When the conflict erupted it became very difficult to reach women entrepreneurs in many geographical areas of Yemen. To overcome this challenge an online intervention supported by GIZ was launched in support of selected businesswomen who had already taken part of the Women Do Business Programme, to help them develop their own business plans and start or develop their businesses. The services provided relied exclusively on Internet-based means of communication, for example WhatsApp, a popular smartphone App for texting individuals and groups.

WhatsApp group sessions involving 10-14 women were organized to discuss business challenges and receive training from a female consultant, as well as peer-to-peer advice. The BDS were provided over the course of one month and focused on improving financial skills, business continuity capacities, and managerial skills. Since the intervention is implemented via the Internet, each WhatsApp group includes participants from various geographical areas. The majority of beneficiaries in the pilot phase were midwives and some were dentists.

Learning & Results

The intervention targeted 127 private health clinics managed by women, serving IDPs and victims of the war. 30% of the trained women were themeselves IDPs.

Following the WhatsApp-based coaching which complemented the Women Do Business Programme, and as reported by SMEPS, the number of patients handled by the 127 private healthcare clinics grew from 48,000 to 112,000 and income increased by 300%. These results are mainly attributed to simple adjustments to management procedures such as:

  • time management: operating on double shifts to ensure a 24-hour service, which led to improved health coverage and more jobs created (approximately 300 new jobs were created);
  • expansion of ‘client/patient’ coverage to include not only women but also men and children, including those injured by the conflict;
  • overall improvement in daily operations management which included handling of bills, purchase of required medicines, handling a tight cash-flow, and others.

Going beyond the economic impact, the intervention also had a social impact contributing to peace and stability, viz.:

  • each WhatsApp group included women from different and partially-conflicting geographical areas in Yemen; the peer-to-peer advice specifically fostered relationships and confidence-building between participants;
  • trained businesswomen contribute significantly to household income and consequently improve the livelihood of the whole household;
  • the women also serve as role models for younger women in their region.

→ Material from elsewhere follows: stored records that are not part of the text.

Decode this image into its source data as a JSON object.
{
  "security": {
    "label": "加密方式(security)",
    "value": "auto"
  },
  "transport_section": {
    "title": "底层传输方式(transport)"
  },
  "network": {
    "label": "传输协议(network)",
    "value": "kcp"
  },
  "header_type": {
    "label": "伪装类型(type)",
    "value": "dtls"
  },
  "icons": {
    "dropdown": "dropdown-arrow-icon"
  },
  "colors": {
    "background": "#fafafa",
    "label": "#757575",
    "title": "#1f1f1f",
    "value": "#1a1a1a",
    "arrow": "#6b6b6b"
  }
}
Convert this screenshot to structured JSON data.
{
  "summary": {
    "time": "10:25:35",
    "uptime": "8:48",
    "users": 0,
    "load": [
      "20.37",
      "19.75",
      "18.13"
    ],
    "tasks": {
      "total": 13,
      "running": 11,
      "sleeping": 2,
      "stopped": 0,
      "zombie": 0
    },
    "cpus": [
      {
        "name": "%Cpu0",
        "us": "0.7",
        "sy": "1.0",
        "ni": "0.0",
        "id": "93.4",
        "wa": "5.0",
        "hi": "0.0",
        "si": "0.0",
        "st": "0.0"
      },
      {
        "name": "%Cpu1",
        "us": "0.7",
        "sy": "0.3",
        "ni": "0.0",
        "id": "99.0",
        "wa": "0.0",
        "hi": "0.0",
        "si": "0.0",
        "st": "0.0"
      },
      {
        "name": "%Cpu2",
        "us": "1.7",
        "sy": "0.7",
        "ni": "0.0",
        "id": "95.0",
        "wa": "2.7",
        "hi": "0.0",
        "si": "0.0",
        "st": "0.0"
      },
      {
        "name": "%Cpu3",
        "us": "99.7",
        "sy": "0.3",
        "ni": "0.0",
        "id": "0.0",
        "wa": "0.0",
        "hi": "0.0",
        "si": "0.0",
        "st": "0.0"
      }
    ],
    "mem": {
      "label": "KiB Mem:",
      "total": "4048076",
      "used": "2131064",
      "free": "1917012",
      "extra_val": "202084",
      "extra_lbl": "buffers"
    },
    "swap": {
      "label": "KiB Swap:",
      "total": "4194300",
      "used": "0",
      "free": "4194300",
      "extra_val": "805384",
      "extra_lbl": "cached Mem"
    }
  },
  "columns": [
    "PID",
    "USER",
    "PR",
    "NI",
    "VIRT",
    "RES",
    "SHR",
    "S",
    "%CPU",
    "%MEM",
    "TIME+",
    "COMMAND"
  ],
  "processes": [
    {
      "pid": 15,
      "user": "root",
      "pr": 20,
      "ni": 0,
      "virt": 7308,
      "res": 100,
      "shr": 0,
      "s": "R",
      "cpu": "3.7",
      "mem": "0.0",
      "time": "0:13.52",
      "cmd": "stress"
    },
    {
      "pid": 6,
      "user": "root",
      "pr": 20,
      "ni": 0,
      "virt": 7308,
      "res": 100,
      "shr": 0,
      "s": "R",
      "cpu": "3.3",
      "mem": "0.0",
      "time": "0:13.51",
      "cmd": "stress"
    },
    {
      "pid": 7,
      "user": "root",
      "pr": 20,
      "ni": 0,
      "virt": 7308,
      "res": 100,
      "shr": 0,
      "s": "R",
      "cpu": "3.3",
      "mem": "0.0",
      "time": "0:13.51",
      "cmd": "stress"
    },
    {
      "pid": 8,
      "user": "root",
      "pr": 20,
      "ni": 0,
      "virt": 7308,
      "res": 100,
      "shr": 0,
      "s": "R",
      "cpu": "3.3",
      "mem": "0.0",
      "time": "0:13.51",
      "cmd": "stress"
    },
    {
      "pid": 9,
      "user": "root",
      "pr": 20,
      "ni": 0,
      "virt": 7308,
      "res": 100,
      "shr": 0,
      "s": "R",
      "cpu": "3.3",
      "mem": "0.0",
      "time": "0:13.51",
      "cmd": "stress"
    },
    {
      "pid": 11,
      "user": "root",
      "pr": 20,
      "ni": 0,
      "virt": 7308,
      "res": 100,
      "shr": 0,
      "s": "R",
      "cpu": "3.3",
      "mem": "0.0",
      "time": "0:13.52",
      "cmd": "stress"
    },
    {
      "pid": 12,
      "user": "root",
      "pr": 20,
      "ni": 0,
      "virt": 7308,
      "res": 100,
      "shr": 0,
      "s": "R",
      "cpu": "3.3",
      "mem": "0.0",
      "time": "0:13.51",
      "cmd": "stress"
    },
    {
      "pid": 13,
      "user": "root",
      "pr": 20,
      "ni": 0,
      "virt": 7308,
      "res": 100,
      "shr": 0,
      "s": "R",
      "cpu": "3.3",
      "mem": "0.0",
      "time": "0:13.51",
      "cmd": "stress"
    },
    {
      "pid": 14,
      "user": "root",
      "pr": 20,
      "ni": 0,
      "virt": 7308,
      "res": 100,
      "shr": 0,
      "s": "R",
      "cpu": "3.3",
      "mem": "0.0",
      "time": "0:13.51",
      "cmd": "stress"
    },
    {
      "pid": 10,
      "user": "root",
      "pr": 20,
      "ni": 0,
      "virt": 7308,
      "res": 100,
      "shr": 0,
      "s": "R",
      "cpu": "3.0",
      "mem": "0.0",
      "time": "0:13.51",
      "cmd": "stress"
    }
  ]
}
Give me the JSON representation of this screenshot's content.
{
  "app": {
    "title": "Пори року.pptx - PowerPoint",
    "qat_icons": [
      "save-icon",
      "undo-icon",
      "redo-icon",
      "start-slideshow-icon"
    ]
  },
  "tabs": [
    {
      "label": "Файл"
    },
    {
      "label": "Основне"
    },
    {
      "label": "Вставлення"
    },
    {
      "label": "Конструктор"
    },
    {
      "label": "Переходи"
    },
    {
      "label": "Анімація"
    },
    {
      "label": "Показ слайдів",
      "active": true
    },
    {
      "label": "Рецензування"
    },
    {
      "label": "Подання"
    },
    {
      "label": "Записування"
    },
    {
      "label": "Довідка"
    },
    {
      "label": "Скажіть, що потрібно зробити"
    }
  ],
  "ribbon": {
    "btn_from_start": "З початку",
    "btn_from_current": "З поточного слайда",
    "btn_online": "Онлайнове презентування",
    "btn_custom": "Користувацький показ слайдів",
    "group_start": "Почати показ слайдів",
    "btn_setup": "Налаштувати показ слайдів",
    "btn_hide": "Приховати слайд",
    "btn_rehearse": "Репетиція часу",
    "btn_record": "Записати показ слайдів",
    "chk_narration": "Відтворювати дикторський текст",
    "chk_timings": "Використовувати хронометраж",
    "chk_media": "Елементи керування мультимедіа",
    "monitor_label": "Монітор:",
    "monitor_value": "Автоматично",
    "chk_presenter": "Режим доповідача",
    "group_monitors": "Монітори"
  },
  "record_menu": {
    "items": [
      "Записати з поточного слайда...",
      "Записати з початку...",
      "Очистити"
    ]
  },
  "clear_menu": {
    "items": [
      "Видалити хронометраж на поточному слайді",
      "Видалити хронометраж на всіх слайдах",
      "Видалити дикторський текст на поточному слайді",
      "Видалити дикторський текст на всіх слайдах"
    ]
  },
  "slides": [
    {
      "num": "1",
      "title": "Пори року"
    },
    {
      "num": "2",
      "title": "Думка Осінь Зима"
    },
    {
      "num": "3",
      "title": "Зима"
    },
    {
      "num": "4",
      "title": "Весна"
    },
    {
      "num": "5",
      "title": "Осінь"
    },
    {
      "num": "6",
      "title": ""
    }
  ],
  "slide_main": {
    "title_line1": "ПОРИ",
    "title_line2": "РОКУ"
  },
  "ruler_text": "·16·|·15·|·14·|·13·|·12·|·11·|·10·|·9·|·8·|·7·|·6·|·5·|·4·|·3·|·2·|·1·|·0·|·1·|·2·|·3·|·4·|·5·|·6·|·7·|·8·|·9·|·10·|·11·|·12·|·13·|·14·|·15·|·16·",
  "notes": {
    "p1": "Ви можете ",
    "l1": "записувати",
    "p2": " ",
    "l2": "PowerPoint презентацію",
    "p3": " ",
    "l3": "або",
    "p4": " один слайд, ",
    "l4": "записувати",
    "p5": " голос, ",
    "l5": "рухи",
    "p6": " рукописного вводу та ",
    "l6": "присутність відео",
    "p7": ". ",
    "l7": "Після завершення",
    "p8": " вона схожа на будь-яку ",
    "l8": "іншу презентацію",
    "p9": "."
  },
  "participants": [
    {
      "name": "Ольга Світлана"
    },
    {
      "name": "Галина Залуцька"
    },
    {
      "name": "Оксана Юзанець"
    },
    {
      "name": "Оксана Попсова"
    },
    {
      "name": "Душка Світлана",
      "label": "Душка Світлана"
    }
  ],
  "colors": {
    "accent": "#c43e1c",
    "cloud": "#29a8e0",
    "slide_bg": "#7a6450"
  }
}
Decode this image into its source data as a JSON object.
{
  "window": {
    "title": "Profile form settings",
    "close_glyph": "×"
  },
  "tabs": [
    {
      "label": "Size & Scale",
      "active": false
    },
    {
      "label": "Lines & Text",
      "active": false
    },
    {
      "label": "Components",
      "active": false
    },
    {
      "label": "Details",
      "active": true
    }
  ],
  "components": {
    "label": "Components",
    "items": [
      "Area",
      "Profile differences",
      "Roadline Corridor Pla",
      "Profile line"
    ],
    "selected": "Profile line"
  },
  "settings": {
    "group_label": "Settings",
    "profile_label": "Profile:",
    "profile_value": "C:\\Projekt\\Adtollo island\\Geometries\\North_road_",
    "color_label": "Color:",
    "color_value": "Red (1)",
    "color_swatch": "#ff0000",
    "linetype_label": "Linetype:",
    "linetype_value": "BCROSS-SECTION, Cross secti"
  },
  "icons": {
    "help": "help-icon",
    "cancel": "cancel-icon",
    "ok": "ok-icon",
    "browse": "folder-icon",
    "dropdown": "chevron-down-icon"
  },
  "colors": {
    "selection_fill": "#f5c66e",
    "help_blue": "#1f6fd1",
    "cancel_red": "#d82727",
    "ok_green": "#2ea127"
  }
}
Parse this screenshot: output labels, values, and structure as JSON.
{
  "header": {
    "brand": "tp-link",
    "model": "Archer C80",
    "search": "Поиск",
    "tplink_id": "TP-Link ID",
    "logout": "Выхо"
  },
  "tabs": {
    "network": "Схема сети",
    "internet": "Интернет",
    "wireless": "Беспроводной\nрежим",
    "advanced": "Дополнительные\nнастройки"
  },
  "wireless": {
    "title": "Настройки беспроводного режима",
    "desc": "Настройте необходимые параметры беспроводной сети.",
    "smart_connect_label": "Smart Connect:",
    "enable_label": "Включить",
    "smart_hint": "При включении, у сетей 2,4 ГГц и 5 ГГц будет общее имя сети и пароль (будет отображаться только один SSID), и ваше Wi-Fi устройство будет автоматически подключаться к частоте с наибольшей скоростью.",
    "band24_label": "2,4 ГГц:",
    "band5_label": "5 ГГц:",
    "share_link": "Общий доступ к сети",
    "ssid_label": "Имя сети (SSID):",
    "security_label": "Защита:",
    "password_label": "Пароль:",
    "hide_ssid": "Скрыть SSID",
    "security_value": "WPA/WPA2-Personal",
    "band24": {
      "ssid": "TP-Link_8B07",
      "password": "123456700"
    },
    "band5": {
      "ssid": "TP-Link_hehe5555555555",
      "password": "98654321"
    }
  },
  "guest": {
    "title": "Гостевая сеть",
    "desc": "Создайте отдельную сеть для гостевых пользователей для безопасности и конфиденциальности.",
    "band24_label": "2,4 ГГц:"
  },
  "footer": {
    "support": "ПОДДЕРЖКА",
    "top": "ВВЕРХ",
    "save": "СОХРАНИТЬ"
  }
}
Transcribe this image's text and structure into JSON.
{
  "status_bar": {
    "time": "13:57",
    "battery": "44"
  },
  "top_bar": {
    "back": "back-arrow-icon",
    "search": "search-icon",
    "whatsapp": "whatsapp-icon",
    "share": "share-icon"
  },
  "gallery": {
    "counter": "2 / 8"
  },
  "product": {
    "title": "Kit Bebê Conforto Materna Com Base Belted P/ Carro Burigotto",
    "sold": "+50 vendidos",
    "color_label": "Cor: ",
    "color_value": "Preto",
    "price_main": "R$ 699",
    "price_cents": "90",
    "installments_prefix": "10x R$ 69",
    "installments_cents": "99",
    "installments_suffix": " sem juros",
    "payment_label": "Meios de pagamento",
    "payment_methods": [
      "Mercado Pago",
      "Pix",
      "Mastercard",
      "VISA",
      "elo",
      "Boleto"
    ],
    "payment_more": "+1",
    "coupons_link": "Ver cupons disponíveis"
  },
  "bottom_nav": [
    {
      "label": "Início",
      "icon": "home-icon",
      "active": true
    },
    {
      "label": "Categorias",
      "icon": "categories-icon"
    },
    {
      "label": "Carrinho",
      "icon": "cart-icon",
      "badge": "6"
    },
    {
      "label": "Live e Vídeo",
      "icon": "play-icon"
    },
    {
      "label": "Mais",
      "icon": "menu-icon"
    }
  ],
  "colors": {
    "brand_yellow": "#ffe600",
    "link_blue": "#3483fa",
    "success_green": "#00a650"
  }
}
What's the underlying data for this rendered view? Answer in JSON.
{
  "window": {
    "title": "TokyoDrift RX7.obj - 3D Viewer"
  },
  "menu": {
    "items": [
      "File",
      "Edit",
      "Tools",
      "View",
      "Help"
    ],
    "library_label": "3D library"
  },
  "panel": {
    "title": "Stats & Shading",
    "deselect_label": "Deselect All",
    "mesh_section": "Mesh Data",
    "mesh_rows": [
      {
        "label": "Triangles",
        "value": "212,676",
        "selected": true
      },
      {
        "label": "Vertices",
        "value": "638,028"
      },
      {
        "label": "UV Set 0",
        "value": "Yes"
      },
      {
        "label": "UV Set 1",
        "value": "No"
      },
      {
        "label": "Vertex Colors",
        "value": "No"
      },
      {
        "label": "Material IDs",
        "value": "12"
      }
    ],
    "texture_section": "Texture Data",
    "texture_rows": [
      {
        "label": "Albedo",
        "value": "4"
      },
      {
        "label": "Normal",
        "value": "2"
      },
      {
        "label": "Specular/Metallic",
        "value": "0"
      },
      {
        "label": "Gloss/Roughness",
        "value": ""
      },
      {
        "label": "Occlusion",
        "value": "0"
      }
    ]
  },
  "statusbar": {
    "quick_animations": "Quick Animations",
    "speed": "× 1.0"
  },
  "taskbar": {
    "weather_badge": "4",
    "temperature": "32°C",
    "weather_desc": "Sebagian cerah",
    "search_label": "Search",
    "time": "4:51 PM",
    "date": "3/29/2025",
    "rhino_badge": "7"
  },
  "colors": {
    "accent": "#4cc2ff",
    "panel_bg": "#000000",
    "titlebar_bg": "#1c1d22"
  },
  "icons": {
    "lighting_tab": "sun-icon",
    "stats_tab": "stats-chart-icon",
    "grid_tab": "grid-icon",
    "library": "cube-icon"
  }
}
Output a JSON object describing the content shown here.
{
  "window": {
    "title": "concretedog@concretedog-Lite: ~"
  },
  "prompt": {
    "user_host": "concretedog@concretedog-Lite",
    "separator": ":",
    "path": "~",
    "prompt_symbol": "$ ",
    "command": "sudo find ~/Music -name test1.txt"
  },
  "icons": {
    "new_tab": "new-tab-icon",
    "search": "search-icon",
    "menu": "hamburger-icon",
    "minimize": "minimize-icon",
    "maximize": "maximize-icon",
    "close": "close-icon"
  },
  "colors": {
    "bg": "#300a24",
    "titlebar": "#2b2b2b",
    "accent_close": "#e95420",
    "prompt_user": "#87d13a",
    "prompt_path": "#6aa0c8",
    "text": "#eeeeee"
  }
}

Complexities of working in a fragile setting

Implementing the women’s entrepreneurship development programme in a country at war entails a number of complexities, namely:

  • restrictions on movement and inability to reach the target beneficiaries;
  • access of international expertise to the country and provision of the required capacity-building;
  • the need to work through local partners and ensure that quality and standards are adhered to;
  • innovative thinking, flexibility and creativity are required in the implementation and management of projects; the use of ICT came as a solution but remains subject to the availability of power and adequate infrastructure.

Conclusion & any future variation

  • Cooperation across conflict lines: the WhatsApp communities provide opportunities for horizontal interaction across conflict lines. It also can serve as a powerful tool for supporting the empowerment of women and the stabilization of households.
  • Implementation through a trusted local partner is even more important for reaching out to marginalized groups such as women in contexts of open and sustained violence.
  • Use of Information and Communications Technology (ICT) for service delivery helps reach out to beneficiaries in conflict areas, complementing the business management training.
  • Similar interventions targeted students in universities with an ILO entrepreneurship course entitled Mubadara that was supported by a coaching service. At the outbreak of the war the latter continued to be provided using the WhatsApp and Skype applications as most coaches fled the country. These coaching services led to preparation of a number of young Yemenis for a business plan competition that distributed US$50,000, provided by two local banks, to ten winners.